The Truth About S-Corps

One common question people ask when they’re preparing to set up a business is how to structure their business entity. LLC? Corporation? Something else? It can be confusing and overwhelming when you’re just starting out, so we’re here to break it down for you (you will still need to consult with a professional to discuss your specific situation). 


In particular, we’ll be addressing this frequently asked question: Should I structure my business as an LLC or an S-Corp? AND busting the myth that forming an S-Corp will always save you money.
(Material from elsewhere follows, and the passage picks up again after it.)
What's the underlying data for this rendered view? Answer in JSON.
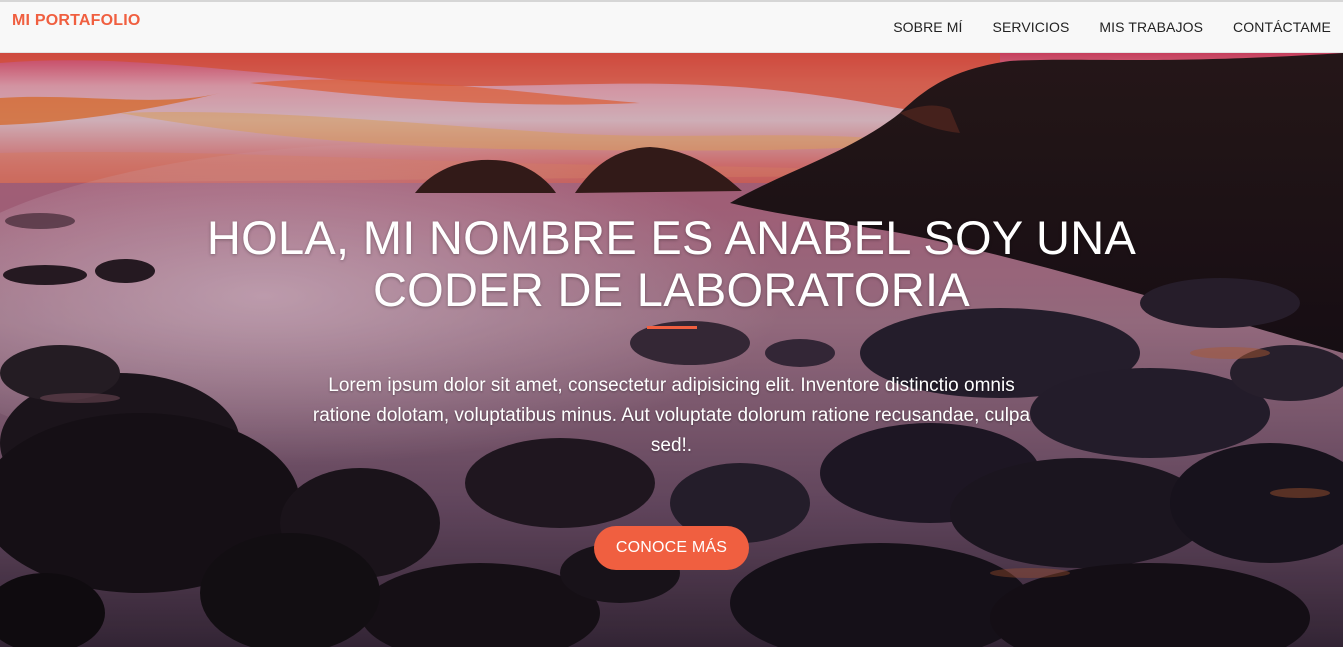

Business Structure Overview

You’ve got several options when it comes to forming a business entity. Here are a few common options:

👉 Sole proprietorship: This is actually not an entity and it doesn’t offer protection of your personal assets. This is when you simply decided to start doing business! This may be OK for some types of businesses when they are just getting started, but if your goal is to have an actual business and not just a hobby, it’s best to form an actual business entity at some point to protect your personal assets - especially since the goal will hopefully be to build more assets!

👉 Partnership: If you’ve got a cofounder or two, you can form a partnership by just going into business together, or form another type, like an LLP (Limited Liability Partnership) or LP (Limited Partnership).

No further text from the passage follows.